From c3421de5e8c04813a33b232b753daca130a3a2fd Mon Sep 17 00:00:00 2001
From: Chen Fu <1316708+chenfucn@users.noreply.github.com>
Date: Fri, 19 Aug 2022 09:12:54 -0700
Subject: [PATCH 1/3] Add pre-processing and turn off model optimization during
 quant

---
 .../image_classification/cpu/ReadMe.md        | 78 ++++++++++++++++
 .../image_classification/cpu/ReadMe.txt       |  2 -
 .../cpu/resnet50_data_reader.py               | 36 ++++----
 quantization/image_classification/cpu/run.py  |  4 +
 .../image_classification/cpu/run_qdq_debug.py | 90 +++++++++++++++++++
 5 files changed, 191 insertions(+), 19 deletions(-)
 create mode 100644 quantization/image_classification/cpu/ReadMe.md
 delete mode 100644 quantization/image_classification/cpu/ReadMe.txt
 create mode 100644 quantization/image_classification/cpu/run_qdq_debug.py

diff --git a/quantization/image_classification/cpu/ReadMe.md b/quantization/image_classification/cpu/ReadMe.md
new file mode 100644
index 000000000..8b4614c10
--- /dev/null
+++ b/quantization/image_classification/cpu/ReadMe.md
@@ -0,0 +1,78 @@
+# ONNX Runtime Quantization Example
+
+This folder contains example code for quantizing Resnet50 or mobilenetv2 models, which consists of 3 steps:
+
+- Pre-processing
+- Quantization
+- Debugging
+
+
+## Pre-processing
+
+Quantization works best with shape inferencing, as not knowing a tensor's shape makes
+it harder to quantize it.
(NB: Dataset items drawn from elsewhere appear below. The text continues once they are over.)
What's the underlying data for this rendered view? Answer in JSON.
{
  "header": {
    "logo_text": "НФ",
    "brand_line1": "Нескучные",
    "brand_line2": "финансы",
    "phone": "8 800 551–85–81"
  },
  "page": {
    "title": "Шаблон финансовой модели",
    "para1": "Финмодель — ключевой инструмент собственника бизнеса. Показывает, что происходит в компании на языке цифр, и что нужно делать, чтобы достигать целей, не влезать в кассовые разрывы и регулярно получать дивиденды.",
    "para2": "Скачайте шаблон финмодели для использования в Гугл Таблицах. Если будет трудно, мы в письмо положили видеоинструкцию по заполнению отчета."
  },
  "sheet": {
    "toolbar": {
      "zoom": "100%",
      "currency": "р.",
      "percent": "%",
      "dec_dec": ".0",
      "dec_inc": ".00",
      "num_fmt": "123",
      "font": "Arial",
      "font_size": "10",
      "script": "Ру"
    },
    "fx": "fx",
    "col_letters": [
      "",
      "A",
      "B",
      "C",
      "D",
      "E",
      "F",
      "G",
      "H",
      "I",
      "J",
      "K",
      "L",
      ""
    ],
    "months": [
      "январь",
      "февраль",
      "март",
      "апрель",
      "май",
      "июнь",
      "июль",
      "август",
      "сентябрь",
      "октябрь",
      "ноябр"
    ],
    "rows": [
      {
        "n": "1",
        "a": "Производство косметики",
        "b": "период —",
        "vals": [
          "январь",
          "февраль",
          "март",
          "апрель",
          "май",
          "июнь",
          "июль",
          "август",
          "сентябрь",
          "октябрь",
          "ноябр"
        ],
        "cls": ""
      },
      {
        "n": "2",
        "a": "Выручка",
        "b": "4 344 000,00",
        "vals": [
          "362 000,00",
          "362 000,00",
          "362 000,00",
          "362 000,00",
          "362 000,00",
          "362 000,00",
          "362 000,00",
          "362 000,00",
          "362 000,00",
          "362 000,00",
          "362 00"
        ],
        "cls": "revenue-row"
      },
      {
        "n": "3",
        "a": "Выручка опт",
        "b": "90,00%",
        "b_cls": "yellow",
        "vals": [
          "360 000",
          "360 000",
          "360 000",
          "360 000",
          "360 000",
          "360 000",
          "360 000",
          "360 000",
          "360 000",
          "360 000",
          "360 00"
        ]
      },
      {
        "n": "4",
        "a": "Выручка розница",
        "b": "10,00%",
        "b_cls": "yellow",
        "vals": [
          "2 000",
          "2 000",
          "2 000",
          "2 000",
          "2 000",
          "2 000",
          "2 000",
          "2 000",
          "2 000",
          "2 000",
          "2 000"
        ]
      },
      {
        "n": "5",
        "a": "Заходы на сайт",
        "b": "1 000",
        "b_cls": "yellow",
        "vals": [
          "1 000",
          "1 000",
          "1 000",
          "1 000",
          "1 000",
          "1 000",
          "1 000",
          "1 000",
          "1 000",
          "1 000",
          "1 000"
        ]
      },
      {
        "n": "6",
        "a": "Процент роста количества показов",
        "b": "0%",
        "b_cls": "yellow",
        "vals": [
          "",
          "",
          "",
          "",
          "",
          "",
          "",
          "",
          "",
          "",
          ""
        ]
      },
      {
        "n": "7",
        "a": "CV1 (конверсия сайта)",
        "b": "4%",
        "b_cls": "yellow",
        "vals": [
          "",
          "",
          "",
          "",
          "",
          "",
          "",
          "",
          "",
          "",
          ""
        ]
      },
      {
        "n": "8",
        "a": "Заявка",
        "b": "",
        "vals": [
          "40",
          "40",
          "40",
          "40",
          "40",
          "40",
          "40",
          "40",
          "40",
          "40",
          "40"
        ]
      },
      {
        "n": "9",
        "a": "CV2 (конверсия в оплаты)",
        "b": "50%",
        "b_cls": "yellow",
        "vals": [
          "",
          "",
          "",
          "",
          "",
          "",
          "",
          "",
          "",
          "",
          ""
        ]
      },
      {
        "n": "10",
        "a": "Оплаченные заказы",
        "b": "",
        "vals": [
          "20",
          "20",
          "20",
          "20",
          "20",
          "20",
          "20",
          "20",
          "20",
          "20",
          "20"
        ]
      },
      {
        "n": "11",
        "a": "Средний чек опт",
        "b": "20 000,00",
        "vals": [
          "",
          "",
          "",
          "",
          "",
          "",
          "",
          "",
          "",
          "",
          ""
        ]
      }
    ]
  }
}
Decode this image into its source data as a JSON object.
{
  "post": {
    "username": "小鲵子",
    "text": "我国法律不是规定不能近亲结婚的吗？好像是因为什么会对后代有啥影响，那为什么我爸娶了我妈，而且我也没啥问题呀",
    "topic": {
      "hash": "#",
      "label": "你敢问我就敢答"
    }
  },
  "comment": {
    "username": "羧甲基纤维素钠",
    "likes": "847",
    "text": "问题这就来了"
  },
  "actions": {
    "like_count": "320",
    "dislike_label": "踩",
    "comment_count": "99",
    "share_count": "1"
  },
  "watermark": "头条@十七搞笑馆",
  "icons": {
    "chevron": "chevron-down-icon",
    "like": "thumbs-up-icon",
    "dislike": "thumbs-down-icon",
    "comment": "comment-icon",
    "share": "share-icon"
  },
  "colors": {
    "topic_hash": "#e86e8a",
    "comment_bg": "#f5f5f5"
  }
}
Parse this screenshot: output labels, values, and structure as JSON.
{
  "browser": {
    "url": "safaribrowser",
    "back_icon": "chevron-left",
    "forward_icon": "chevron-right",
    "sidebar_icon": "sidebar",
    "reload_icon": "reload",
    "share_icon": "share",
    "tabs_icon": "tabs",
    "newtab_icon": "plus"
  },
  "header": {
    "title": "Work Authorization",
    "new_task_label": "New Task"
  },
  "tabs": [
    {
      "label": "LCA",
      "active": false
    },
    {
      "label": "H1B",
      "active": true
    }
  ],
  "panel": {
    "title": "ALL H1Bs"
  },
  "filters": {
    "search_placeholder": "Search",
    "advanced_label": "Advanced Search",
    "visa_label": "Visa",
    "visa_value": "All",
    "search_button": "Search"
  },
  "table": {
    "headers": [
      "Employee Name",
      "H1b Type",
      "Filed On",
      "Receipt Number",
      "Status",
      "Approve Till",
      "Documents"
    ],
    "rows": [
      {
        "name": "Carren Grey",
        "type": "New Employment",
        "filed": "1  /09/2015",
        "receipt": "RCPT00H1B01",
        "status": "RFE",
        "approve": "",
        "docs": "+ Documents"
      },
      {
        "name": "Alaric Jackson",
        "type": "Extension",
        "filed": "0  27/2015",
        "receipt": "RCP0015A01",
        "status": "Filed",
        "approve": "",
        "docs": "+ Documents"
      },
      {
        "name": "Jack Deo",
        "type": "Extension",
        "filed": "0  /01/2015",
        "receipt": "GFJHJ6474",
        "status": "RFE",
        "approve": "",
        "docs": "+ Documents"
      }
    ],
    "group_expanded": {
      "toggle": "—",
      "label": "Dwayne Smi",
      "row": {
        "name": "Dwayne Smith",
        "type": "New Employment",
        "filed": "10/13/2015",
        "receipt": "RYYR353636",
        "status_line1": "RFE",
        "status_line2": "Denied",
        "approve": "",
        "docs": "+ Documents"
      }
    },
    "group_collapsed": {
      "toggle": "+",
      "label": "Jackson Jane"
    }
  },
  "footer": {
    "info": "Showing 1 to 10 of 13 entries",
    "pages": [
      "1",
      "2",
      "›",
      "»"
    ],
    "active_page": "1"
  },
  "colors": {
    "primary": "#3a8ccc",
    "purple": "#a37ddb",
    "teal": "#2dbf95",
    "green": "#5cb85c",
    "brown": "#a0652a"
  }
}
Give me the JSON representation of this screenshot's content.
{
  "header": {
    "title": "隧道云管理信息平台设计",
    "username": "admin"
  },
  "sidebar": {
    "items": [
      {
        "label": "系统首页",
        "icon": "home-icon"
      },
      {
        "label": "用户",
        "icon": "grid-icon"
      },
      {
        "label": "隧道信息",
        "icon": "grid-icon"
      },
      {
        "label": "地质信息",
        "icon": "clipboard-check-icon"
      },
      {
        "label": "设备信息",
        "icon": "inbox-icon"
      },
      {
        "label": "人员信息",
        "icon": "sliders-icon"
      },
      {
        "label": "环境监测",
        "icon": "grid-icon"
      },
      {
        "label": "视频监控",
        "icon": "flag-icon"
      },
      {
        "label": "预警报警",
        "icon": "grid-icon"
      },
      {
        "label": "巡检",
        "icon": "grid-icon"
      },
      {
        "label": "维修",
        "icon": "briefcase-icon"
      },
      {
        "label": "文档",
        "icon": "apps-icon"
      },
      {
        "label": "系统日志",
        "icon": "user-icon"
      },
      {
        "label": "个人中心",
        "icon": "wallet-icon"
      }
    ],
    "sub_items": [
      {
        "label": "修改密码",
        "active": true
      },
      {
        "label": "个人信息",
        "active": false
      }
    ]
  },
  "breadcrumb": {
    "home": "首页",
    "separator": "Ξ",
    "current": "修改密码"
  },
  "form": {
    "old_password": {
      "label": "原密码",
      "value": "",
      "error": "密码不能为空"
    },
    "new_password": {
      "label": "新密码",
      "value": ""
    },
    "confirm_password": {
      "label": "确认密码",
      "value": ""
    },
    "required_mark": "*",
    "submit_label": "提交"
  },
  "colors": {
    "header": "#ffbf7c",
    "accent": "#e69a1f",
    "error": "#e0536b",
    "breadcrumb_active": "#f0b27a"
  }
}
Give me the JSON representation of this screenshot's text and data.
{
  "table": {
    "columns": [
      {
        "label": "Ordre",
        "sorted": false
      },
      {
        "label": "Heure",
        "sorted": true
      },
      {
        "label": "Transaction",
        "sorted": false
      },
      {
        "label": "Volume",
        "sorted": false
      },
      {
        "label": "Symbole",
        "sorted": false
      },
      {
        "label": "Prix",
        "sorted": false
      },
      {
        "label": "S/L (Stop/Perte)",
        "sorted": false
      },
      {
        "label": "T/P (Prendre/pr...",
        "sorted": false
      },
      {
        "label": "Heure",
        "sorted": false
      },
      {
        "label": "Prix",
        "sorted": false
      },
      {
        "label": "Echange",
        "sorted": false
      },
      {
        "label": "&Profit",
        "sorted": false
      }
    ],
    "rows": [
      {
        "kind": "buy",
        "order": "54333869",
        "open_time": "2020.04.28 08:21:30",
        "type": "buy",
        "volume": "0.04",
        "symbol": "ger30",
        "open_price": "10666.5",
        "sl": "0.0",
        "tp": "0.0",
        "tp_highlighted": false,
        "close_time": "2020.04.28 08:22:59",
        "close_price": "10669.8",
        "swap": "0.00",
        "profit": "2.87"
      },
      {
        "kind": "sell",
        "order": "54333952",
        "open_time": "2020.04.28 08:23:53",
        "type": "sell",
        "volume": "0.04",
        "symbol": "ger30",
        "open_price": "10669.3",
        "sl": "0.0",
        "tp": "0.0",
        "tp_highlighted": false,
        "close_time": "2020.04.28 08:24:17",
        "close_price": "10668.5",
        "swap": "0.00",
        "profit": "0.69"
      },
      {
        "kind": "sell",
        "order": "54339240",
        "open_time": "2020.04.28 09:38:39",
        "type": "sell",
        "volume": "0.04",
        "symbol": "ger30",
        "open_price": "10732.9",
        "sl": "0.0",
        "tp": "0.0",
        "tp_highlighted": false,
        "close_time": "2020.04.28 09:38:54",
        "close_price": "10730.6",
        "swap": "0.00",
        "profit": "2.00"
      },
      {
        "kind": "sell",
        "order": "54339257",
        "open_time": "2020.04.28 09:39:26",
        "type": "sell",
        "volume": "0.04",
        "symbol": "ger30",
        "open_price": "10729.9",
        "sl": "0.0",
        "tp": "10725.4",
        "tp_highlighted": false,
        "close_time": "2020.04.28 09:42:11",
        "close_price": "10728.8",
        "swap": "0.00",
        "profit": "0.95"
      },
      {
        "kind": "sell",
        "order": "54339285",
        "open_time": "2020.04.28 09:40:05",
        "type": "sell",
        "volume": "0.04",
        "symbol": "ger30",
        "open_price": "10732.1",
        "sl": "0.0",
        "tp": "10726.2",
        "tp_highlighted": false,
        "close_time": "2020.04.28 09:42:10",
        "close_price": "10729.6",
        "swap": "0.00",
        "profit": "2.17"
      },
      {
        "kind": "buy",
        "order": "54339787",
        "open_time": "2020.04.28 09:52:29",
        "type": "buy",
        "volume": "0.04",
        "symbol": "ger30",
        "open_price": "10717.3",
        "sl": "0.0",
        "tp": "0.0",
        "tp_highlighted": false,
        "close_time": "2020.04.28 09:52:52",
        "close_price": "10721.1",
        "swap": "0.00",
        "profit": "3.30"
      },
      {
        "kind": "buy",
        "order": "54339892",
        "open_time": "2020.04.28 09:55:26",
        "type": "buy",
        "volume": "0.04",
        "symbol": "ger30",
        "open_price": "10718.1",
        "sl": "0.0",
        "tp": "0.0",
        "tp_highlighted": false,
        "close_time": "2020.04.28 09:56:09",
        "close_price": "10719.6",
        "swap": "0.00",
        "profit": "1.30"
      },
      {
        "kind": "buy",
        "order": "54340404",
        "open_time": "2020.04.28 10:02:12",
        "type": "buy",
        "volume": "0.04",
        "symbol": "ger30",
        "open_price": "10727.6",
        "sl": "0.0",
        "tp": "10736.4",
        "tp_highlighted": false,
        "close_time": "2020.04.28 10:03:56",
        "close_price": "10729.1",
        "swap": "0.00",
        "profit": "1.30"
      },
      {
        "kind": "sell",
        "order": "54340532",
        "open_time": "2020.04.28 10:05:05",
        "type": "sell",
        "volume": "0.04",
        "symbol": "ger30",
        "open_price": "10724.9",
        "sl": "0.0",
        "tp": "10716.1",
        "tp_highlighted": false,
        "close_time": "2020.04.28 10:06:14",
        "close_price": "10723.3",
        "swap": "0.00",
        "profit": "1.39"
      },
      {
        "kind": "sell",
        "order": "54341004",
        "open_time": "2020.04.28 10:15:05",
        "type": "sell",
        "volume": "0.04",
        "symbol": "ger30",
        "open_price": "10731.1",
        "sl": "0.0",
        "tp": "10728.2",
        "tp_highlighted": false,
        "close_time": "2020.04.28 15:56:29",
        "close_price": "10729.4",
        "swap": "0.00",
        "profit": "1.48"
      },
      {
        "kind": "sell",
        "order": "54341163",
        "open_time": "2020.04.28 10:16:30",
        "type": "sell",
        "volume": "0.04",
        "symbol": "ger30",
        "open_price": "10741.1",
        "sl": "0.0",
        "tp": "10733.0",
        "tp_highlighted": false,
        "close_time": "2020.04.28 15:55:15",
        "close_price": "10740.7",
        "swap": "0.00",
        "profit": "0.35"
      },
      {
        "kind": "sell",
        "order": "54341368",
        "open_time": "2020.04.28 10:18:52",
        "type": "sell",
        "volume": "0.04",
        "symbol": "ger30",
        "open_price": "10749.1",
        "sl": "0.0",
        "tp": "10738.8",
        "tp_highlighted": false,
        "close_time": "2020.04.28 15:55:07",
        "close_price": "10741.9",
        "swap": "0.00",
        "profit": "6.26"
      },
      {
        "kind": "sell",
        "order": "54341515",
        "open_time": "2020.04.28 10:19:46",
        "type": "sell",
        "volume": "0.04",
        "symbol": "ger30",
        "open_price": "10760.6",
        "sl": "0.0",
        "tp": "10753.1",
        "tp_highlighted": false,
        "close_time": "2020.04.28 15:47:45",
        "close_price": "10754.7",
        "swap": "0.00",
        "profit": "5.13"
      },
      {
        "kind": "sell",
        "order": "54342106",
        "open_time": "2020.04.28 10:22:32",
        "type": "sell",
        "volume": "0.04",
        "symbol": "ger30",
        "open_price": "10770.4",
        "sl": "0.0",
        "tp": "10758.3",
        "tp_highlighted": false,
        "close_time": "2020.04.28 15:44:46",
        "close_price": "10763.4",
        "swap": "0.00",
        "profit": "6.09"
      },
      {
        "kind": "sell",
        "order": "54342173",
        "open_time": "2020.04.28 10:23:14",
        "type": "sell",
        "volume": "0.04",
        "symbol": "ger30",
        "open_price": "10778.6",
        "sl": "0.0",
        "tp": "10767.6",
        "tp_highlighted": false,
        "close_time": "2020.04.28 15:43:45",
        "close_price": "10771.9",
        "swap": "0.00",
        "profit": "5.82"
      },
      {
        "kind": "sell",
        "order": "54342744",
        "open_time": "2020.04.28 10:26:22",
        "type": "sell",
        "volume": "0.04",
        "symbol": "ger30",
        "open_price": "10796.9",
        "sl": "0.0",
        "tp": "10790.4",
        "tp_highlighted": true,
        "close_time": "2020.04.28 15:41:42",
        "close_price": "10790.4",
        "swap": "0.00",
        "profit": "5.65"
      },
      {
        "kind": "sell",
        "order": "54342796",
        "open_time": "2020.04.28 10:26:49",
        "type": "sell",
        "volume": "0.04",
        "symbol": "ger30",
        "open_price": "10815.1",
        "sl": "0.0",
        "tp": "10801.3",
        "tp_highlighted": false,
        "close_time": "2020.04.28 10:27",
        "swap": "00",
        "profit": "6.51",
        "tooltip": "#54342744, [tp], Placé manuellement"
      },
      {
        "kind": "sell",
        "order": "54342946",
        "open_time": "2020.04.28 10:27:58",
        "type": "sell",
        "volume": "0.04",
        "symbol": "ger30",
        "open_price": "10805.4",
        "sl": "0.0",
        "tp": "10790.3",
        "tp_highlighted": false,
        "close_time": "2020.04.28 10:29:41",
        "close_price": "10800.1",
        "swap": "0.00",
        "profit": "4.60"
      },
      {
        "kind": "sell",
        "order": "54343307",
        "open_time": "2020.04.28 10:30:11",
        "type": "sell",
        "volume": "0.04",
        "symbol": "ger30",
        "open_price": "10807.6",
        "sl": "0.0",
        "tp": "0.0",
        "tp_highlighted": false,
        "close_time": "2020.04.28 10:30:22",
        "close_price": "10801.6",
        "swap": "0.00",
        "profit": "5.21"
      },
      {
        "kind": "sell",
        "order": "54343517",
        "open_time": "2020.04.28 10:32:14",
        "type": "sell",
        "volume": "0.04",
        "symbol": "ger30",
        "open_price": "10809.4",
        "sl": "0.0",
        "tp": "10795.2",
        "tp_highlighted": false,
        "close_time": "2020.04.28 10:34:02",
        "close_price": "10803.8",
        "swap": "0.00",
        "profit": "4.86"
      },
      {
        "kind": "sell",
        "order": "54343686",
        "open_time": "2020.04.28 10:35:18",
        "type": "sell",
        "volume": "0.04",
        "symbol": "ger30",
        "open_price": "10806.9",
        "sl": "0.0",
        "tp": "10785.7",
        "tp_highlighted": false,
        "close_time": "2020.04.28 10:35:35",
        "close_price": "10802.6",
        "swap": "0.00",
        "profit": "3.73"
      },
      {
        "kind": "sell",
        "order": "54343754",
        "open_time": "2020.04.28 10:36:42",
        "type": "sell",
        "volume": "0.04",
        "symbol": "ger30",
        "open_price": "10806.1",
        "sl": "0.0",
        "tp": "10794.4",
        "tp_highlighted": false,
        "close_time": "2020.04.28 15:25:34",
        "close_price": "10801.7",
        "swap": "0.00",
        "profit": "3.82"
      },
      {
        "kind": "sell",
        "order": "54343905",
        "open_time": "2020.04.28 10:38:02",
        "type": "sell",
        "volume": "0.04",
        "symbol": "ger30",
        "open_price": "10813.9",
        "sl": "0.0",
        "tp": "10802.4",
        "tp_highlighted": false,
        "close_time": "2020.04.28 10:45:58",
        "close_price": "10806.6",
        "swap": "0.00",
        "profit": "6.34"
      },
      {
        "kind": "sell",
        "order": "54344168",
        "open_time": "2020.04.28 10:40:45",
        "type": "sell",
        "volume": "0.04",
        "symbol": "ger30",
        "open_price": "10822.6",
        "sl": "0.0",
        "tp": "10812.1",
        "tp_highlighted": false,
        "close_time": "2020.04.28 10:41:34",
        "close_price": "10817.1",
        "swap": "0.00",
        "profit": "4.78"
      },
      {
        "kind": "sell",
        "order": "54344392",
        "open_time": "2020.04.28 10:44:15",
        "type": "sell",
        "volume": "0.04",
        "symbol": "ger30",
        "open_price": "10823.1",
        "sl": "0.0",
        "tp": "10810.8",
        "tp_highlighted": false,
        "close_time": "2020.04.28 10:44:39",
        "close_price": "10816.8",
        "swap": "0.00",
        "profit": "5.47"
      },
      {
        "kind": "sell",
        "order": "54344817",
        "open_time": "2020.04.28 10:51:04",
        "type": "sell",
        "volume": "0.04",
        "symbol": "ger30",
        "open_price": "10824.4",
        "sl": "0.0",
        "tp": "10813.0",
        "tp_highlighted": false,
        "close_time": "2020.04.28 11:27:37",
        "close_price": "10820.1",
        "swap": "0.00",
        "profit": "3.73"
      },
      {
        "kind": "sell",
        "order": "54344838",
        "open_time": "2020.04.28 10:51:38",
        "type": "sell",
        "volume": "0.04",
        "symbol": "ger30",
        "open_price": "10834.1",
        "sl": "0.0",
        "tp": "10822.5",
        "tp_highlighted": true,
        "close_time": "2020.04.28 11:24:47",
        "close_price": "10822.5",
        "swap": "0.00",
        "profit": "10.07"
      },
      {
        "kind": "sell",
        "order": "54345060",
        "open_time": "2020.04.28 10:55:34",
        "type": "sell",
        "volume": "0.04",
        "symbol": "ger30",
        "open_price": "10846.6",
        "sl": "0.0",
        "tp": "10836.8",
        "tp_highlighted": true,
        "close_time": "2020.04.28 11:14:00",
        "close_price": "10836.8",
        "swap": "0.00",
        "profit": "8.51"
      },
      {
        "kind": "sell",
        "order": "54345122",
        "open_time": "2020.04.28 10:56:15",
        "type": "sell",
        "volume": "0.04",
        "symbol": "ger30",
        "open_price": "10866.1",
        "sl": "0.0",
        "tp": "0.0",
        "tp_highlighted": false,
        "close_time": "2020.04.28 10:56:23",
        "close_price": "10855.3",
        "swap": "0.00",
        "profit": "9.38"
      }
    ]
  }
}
On the other hand, ONNX shape inferencing works best with
+optimized models. So, it is recommended to pre-process the original 32 bit floating
+point model with optimization and shape inferencing, before quantization.
+
+```console
+python -m onnxruntime.quantization.shape_inference --input mobilenetv2-7.onnx --output mobilenetv2-7-infer.onnx
+```
+
+The pre-processing consists of 3 optional sub-steps
+- Symbolic Shape Inference. It works best with transformer models.
+- ONNX Runtime Model Optimization.
+- ONNX Shape Inference
+
+To learn more about these pre-processing steps and how to skip some of them, run:
+```console
+python -m onnxruntime.quantization.shape_inference --help
+```
+
+## Quantization
+
+Quantization tool takes the pre-processed float32 model and produce a quantized model.
+It's recommended to use Tensor-oriented quantization (QDQ; Quantize and DeQuantize).
+
+```console
+python run.py --input_model mobilenetv2-7-infer.onnx --output_model mobilenetv2-7.quant.onnx --calibrate_dataset ./test_images/
+```
+This will generate quantized model mobilenetv2-7.quant.onnx
+
+The code in ```run.py``` creates an input data reader for the model, uses these input data to run
+the model to calibrate quantization parameters for each tensor, and then produces quantized
+model. Last, it runs the quantized model. Of these step, the only part that is specific to
+the model is the input data reader, as each model requires different shapes of input data.
+All other code can be easily generalized for other models.
+
+For historical reasons, the quantization API performs model optimization by default.
+It's highly recommended to turn off model optimization using parameter
+```optimize_model=False```. This way, it is easier for the quantization debugger to match
+tensors of the float32 model and its quantized model, facilitating the triaging of quantization
+loss.
+
+## Debugging
+
+Quantization is not a loss-less process. Sometime it results in significiant loss in accuracy.
+To help locate the source of these losses, our quantization debugging tool matches and
+compare weights of the float32 model vs those of the quantized model.  If a input data reader
+is provided, our debugger can also run both models with the same input and compare their
+corresponding tensors:
+
+'''console
+python run_qdq_debug.py --float_model mobilenetv2-7-infer.onnx --qdq_model mobilenetv2-7.quant.onnx --calibrate_dataset ./test_images/
+'''
+
+For historical reasons, the quantization API performs model optimization by default. If you
+have a quantized model with optimization turned on, and found the debugging tool can not match
+certain float32 model tensors with their quantized counterparts, you can try running the
+debugger again, comparing the optimized float32 model with the quantized model.
+
+For instance, you have a model ```abc_float32_model.onnx```, and a quantized model
+```abc_quantized.onnx```. During quantization process, you had optimization turned on
+by default. You can run the following code to produce an optimized float32 model:
+
+```console
+python -m onnxruntime.quantization.shape_inference --input abc_float32_model.onnx --output abc_optimized.onnx --skip_symbolic_shape True
+```
+
+Then run the debugger comparing ```abc_optimized.onnx``` with ```abc_quantized.onnx```.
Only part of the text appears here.